Cet homme a retrouvé son appar­te­ment Airbnb saccagé par 300 personnes au Nouvel An

par   Ulyces   | 31 décembre 2018
Crédits : Nicko Fein­berg

Nicko Fein­berg ne louera pas son appar­te­ment ce soir. En le propo­sant sur Airbnb l’an passé, cet entre­pre­neur new-yorkais avait un peu d’ap­pré­hen­sion. Mais « quelle est la pire chose qui peut bien arri­ver ? » philo­so­phait-il pour se rassu­rer. Le voilà rensei­gné : ses hôtes ont invité 300 personnes à fêter le Nouvel An.
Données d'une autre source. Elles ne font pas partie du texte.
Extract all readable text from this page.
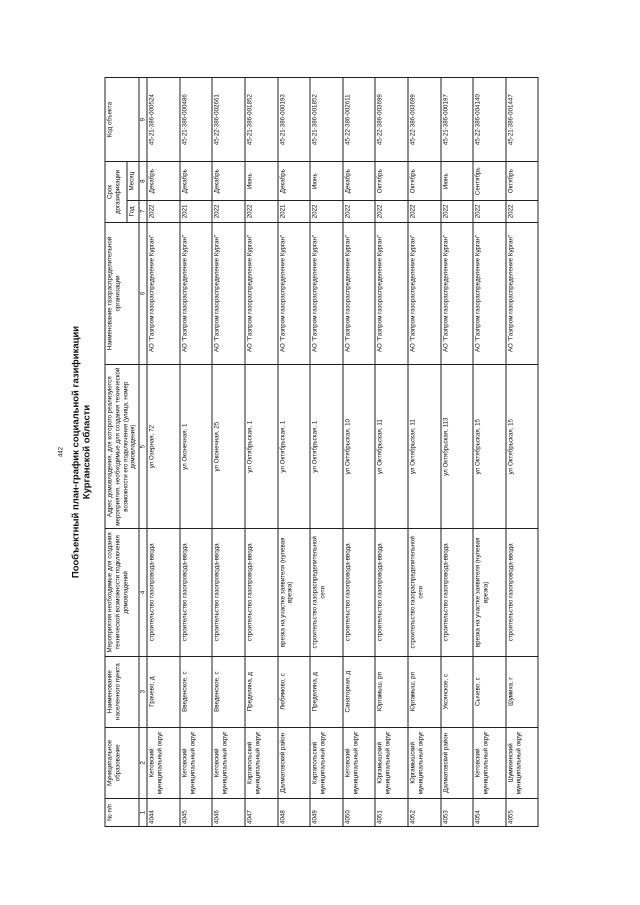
442 Пообъектный план-график социальной газификации Курганской области
№ п/п	Муниципальное образование	Наименование населенного пункта	Мероприятия необходимые для создания технической возможности подключения домовладений	Адрес домовладения, для которого реализуются мероприятия, необходимые для создания технической возможности его подключения (улица, номер домовладения)	Наименование газораспределительной организации	Срок догазификации		Код объекта
						Год	Месяц	
1	2	3	4	5	6	7	8	9
4044	Кетовский муниципальный округ	Грачево, д	строительство газопровода-ввода	ул Озерная, 72	АО "Газпром газораспределение Курган"	2022	Декабрь	45-21-386-000524
4045	Кетовский муниципальный округ	Введенское, с	строительство газопровода-ввода	ул Оконечная, 1	АО "Газпром газораспределение Курган"	2021	Декабрь	45-21-386-000486
4046	Кетовский муниципальный округ	Введенское, с	строительство газопровода-ввода	ул Оконечная, 25	АО "Газпром газораспределение Курган"	2022	Декабрь	45-22-386-002661
4047	Каргапольский муниципальный округ	Пределина, д	строительство газопровода-ввода	ул Октябрьская, 1	АО "Газпром газораспределение Курган"	2022	Июнь	45-21-386-001852
4048	Далматовский район	Любимово, с	врезка на участке заявителя (нулевая врезка)	ул Октябрьская, 1	АО "Газпром газораспределение Курган"	2021	Декабрь	45-21-386-000193
4049	Каргапольский муниципальный округ	Пределина, д	строительство газораспределительной сети	ул Октябрьская, 1	АО "Газпром газораспределение Курган"	2022	Июнь	45-21-386-001852
4050	Кетовский муниципальный округ	Санаторная, д	строительство газопровода-ввода	ул Октябрьская, 10	АО "Газпром газораспределение Курган"	2022	Декабрь	45-22-386-002611
4051	Юргамышский муниципальный округ	Юргамыш, рп	строительство газопровода-ввода	ул Октябрьская, 11	АО "Газпром газораспределение Курган"	2022	Октябрь	45-22-386-003699
4052	Юргамышский муниципальный округ	Юргамыш, рп	строительство газораспределительной сети	ул Октябрьская, 11	АО "Газпром газораспределение Курган"	2022	Октябрь	45-22-386-003699
4053	Далматовский район	Уксянское, с	строительство газопровода-ввода	ул Октябрьская, 113	АО "Газпром газораспределение Курган"	2022	Июнь	45-21-386-000197
4054	Кетовский муниципальный округ	Сычево, с	врезка на участке заявителя (нулевая врезка)	ул Октябрьская, 15	АО "Газпром газораспределение Курган"	2022	Сентябрь	45-22-386-004140
4055	Шумихинский муниципальный округ	Шумиха, г	строительство газопровода-ввода	ул Октябрьская, 15	АО "Газпром газораспределение Курган"	2022	Октябрь	45-21-386-001447
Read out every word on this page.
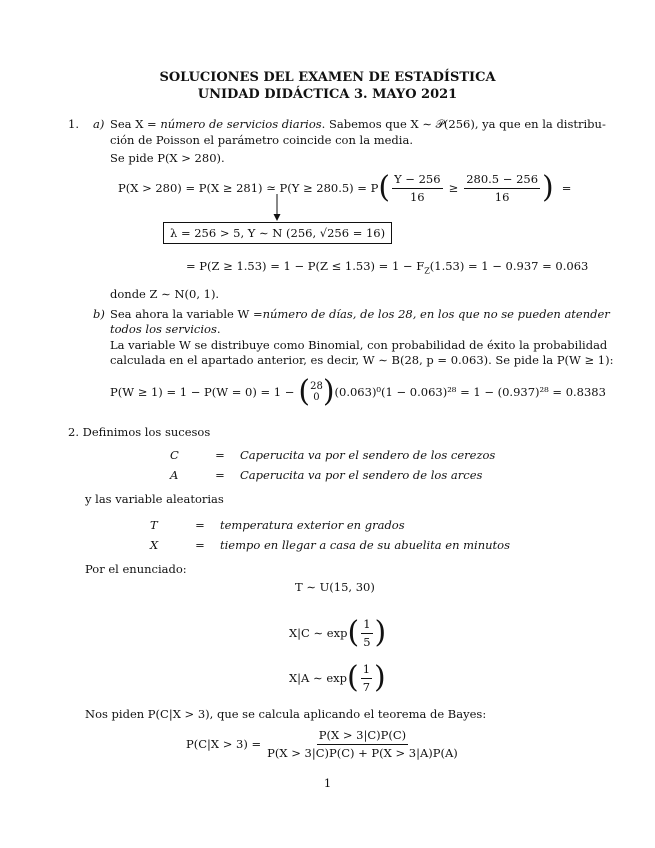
SOLUCIONES DEL EXAMEN DE ESTADÍSTICA
UNIDAD DIDÁCTICA 3. MAYO 2021
1. a) Sea X = número de servicios diarios. Sabemos que X ∼ 𝒫(256), ya que en la distribu-
ción de Poisson el parámetro coincide con la media.
Se pide P(X > 280).
P(X > 280) = P(X ≥ 281) ≃ P(Y ≥ 280.5) = P ( $\frac{Y - 256}{16} \ge \frac{280.5 - 256}{16}$ ) =
λ = 256 > 5, Y ∼ N (256, √256 = 16)
= $P(Z \ge 1.53) = 1 - P(Z \le 1.53) = 1 - F_Z(1.53) = 1 - 0.937 = 0.063$
donde Z ∼ N(0, 1).
b) Sea ahora la variable W =número de días, de los 28, en los que no se pueden atender
todos los servicios.
La variable W se distribuye como Binomial, con probabilidad de éxito la probabilidad
calculada en el apartado anterior, es decir, W ∼ B(28, p = 0.063). Se pide la P(W ≥ 1):
P(W ≥ 1) = 1 − P(W = 0) = 1 − ( 28
0 ) (0.063)⁰(1 − 0.063)²⁸ = 1 − (0.937)²⁸ = 0.8383
2. Definimos los sucesos
C	=	Caperucita va por el sendero de los cerezos
A	=	Caperucita va por el sendero de los arces
y las variable aleatorias
T	=	temperatura exterior en grados
X	=	tiempo en llegar a casa de su abuelita en minutos
Por el enunciado:
T ∼ U(15, 30)
X|C ∼ exp ( $\frac{1}{5}$ )
X|A ∼ exp ( $\frac{1}{7}$ )
Nos piden P(C|X > 3), que se calcula aplicando el teorema de Bayes:
$P(C|X > 3) = \frac{P(X > 3|C)P(C)}{P(X > 3|C)P(C) + P(X > 3|A)P(A)}$
1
Au lende­main de la soirée, il a retrouvé son domi­cile saccagé. « Mes œuvres n’étaient plus au mur, des meubles manquaient et la rampe en verre de l’es­ca­lier était cassée », se souvient-il amère­ment pour le quoti­dien britan­nique The Guar­dian.

En 2016, récem­ment séparé, Nicko Fein­berg a acheté un appar­te­ment de trois chambres avec vue sur l’Hud­son River. « C’était un nouveau chapitre pour moi », explique-t-il. « Mes deux adoles­cents vivaient la moitié du temps ici. » Au mois de décembre, le père loue à 4 ou 5 reprises l’ap­par­te­ment via la plate­forme Airbnb. Il y reçoit aussi une demande pour le réveillon du 1er janvier, de la part d’un jeune homme qui souhaite orga­ni­ser quelques séances de photos avec son label de musique. Son seul avis est très bon. Alors Fein­berg accepte.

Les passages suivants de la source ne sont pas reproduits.